Sabah erkenden kalktı, ailecekdaha önceden çalıştıkları pamuk tarlasına gitmek üzere, mavi traktörün çektiği römorka doluştular. Mahallede tarım işçiliği yaparak geçinen çok aile olduğundan, hiç kimse acemilik çekmiyordu. Yarım saat kadar süren bir yolculuğun ardından, güneş doğarken pamuk tarlasına ulaştılar. Hummalı bir çalışma başladı. Emin okula, deftere, kitaba kavuşabilme heyecanıyla sevinçle işe koyuldu.

Sayılı gün çabuk geçer derler. İki hafta çabucak geçiverdi. Zatenesmer tenli olan Emin, iki hafta sonra güneşin altında karaşın olup çıkmıştı.Son gün pamuk toplamaya gitmedi. Babasının verdiği otuz lira ile öğretmeninin not ettirdiği kitap, defter ve araç gereci almak için kitapçıya gitti. Parasının yettiği kadar alabildi. O gün huzur içinde uyudu.

Sabah yine erkenden kalktı, önlüğünü giydi, yakasını taktı, naylon sandallarını ayağına geçirdi, çantasını kaptığı gibi okula koştu. Okula en erken Emin gelmişti. Okulun bahçesinde gururlanarak dolaştı. Diğer arkadaşları da birer ikişer gelmeye başladı. Derken, okulun bahçesi şenlendi. Öğretmenlerde geldi. Zil çaldı. Tören için öğrenciler sıra oldu. Töreni kendi öğretmeni yönetiyordu. Andımızı söyletmek üzere Emin’i çağırdı. Hüseyin öğretmen, Emin’e andımızı söyleterek okula hoş geldin demek istemiş olmalıydı! Emin; yüksek sesle, kendinden emin, vurgulayarak başladı andımızı söyletmeye:

Türküm, doğruyum, çalışkanım.

İlkem; küçüklerimi korumak, büyüklerimi saymak, yurdumu, milletimi özümden çok sevmektir.

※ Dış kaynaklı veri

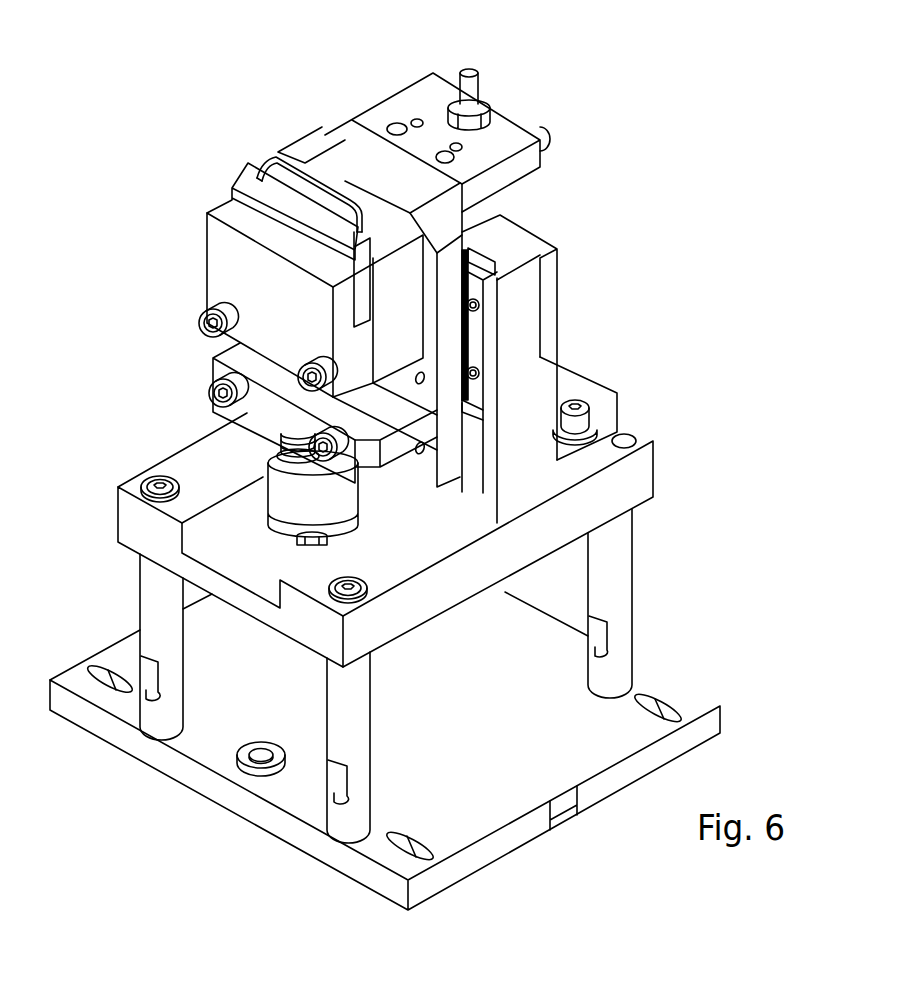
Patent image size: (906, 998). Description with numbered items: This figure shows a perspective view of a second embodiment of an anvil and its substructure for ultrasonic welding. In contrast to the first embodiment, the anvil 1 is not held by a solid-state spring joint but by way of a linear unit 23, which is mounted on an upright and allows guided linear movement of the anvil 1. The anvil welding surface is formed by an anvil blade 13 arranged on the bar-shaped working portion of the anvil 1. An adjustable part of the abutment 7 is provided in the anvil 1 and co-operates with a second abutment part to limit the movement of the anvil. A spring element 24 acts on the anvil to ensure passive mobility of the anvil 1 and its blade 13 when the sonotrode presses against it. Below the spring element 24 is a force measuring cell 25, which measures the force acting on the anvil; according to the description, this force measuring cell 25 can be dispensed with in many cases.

The anvil 1 is at (382, 118).
The adjustable part of the abutment 7 is at (472, 93).
The anvil blade 13 is at (282, 157).
The linear unit 23 is at (473, 287).
The spring element 24 is at (290, 438).
The force measuring cell 25 is at (275, 497).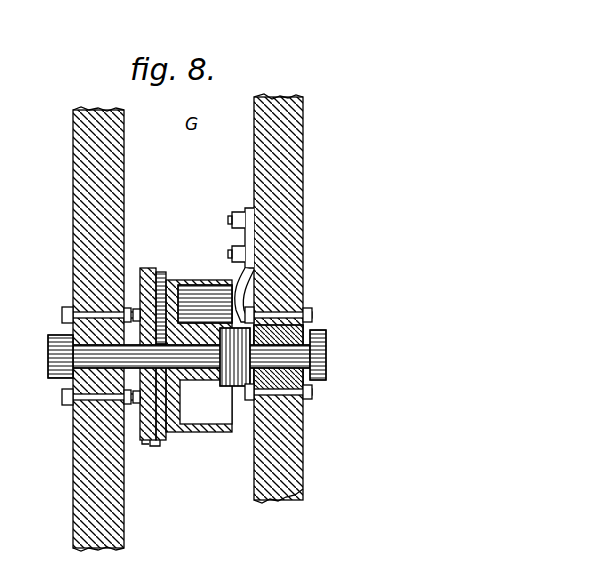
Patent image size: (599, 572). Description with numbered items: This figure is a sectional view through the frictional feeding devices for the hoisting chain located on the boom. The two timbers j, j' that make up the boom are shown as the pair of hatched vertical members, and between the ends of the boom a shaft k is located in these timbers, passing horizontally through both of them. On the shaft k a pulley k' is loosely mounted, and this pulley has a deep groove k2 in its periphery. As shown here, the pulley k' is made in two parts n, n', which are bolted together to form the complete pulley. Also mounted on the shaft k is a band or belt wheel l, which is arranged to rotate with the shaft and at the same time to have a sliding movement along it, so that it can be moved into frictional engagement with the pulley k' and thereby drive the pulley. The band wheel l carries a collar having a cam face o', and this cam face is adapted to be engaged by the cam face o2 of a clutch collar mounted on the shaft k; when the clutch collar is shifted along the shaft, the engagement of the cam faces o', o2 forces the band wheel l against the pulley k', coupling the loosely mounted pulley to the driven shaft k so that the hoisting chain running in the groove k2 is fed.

The timber j' is at (82, 329).
The timber j is at (283, 298).
The pulley part n is at (143, 345).
The pulley part n' is at (172, 345).
The band or belt wheel l is at (199, 344).
The cam face o' is at (206, 402).
The cam face o2 is at (278, 355).
The shaft clutch d is at (222, 338).
The shaft k is at (327, 336).
The pulley k' is at (154, 450).
The deep groove k2 is at (146, 446).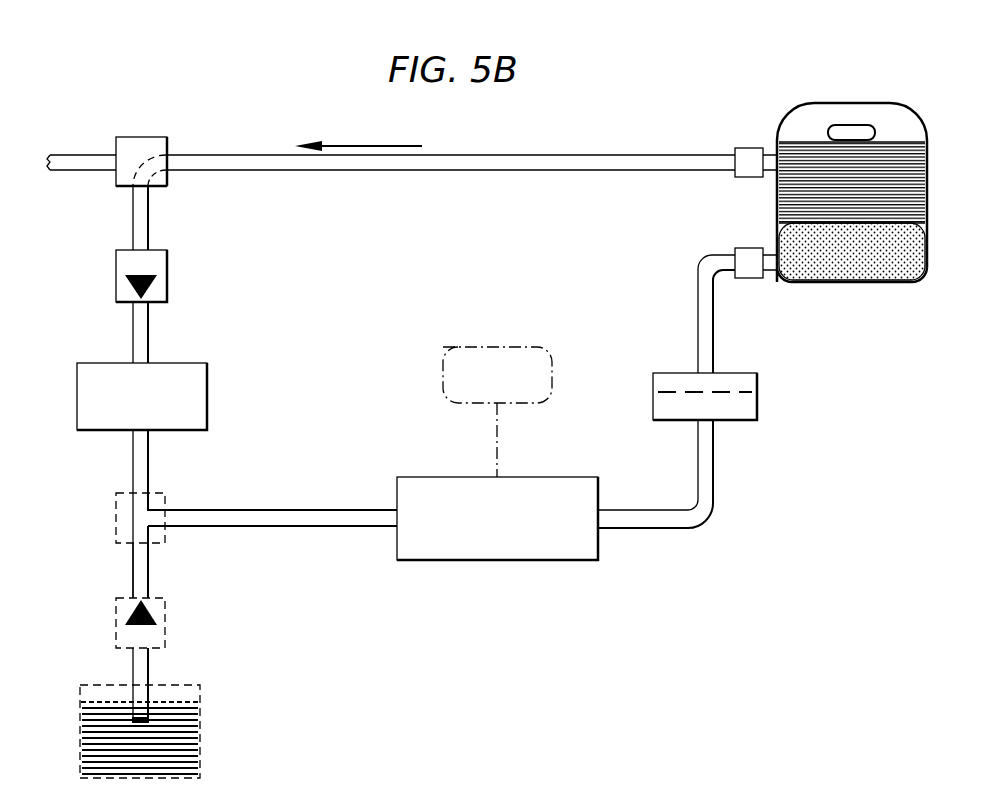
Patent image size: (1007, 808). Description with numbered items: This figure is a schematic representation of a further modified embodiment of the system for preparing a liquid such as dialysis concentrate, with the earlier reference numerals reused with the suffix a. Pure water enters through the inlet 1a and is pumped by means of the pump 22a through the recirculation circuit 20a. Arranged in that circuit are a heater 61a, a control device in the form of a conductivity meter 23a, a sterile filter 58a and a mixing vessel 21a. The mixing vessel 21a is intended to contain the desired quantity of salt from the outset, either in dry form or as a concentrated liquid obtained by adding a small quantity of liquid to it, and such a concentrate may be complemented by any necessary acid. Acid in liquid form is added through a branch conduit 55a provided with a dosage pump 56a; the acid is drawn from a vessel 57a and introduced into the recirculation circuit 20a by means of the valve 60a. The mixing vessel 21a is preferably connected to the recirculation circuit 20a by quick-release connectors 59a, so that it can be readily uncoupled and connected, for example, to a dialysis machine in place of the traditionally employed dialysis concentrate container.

The inlet 1a is at (80, 171).
The recirculation circuit 20a is at (288, 511).
The mixing vessel 21a is at (796, 104).
The pump 22a is at (167, 250).
The conductivity meter 23a is at (532, 477).
The branch conduit 55a is at (150, 565).
The dosage pump 56a is at (165, 630).
The vessel 57a is at (200, 715).
The sterile filter 58a is at (757, 415).
The quick-release connectors 59a is at (735, 150).
The valve 60a is at (165, 493).
The heater 61a is at (207, 363).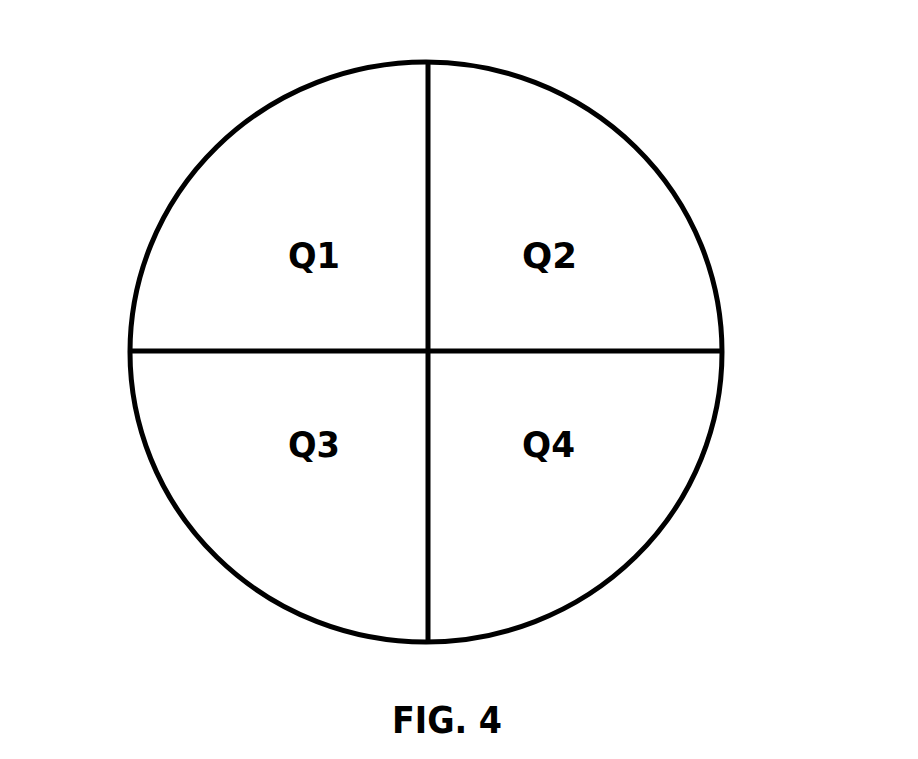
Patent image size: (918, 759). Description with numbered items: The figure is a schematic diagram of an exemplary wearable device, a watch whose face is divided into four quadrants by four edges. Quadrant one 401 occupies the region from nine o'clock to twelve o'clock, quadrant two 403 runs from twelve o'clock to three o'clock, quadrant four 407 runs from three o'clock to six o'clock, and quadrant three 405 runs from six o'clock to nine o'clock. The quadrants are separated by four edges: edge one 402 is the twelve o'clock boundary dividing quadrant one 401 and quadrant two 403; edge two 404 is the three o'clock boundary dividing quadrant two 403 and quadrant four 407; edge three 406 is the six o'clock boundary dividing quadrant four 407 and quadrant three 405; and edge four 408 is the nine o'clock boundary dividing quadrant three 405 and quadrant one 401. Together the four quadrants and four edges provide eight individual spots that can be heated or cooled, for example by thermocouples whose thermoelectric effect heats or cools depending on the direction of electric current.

The quadrant one 401 is at (305, 152).
The edge one 402 is at (430, 150).
The quadrant two 403 is at (560, 148).
The edge two 404 is at (660, 350).
The quadrant three 405 is at (237, 537).
The edge three 406 is at (425, 585).
The quadrant four 407 is at (575, 553).
The edge four 408 is at (162, 350).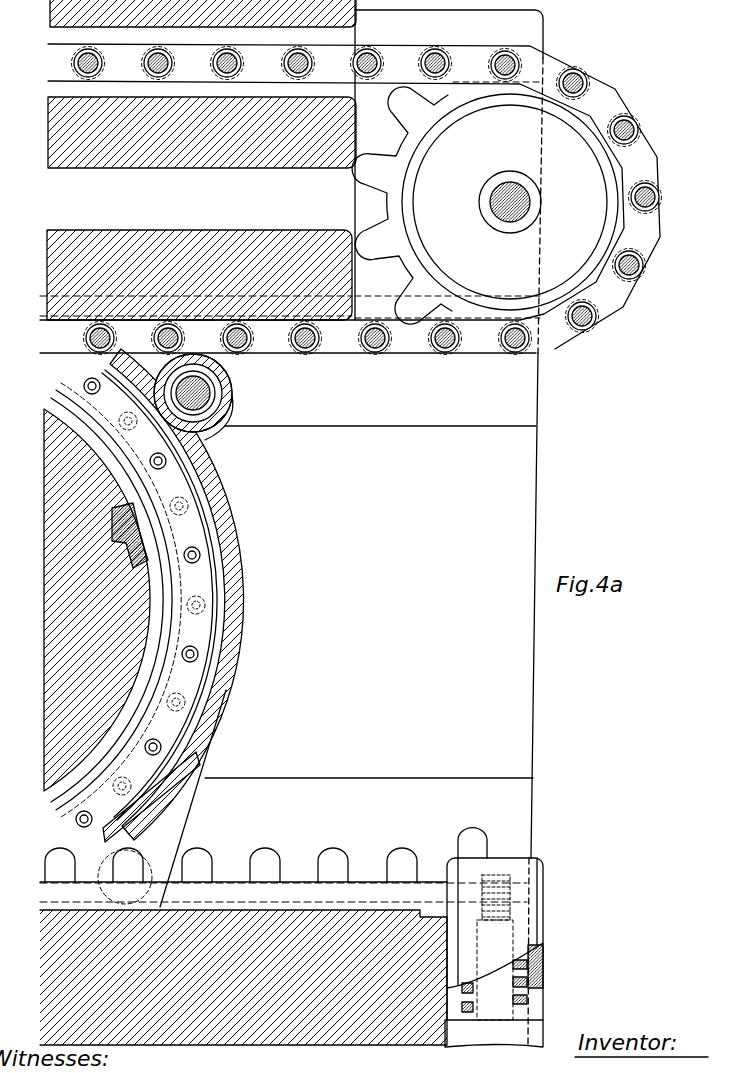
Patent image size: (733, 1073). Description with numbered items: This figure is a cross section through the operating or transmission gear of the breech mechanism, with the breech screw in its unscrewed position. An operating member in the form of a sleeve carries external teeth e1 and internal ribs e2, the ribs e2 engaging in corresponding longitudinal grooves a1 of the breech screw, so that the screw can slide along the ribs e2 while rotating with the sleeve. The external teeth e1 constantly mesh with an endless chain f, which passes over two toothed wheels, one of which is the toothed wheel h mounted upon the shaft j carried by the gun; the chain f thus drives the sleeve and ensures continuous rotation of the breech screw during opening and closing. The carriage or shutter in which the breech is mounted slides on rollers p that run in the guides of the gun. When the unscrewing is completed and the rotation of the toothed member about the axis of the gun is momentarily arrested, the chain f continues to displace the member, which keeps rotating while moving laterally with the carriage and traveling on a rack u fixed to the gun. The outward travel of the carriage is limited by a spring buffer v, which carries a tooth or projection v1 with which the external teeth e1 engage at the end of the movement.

Ülküm; yükselmek, ileri gitmektir. Ey Büyük Atatürk!

Açtığın yolda, gösterdiğin hedefe durmadan yürüyeceğime ant içerim.

Varlığım Türk varlığına armağan olsun.

NE MUTLU TÜRKÜM DİYENE!

Hüseyin öğretmen, öğrencilerine Emin’i alkışlamaları için işaret verdi. Bir alkış tufanı koptu. Emin öğretmeniyle göz göze geldi, koştu öğretmeninin elini öptü, Hüseyin öğretmende Emin’i kucakladı.

Geçen gün Emin’le karşılaştım. Selamlaşıp, hal hatır sorduk. O bana bu hikayeyi anlattı. Ardın da “Üzgünüm” dedi. “Andımızı kaldırmışlar. Ancak; bu böyle gitmez” diye de ekledi.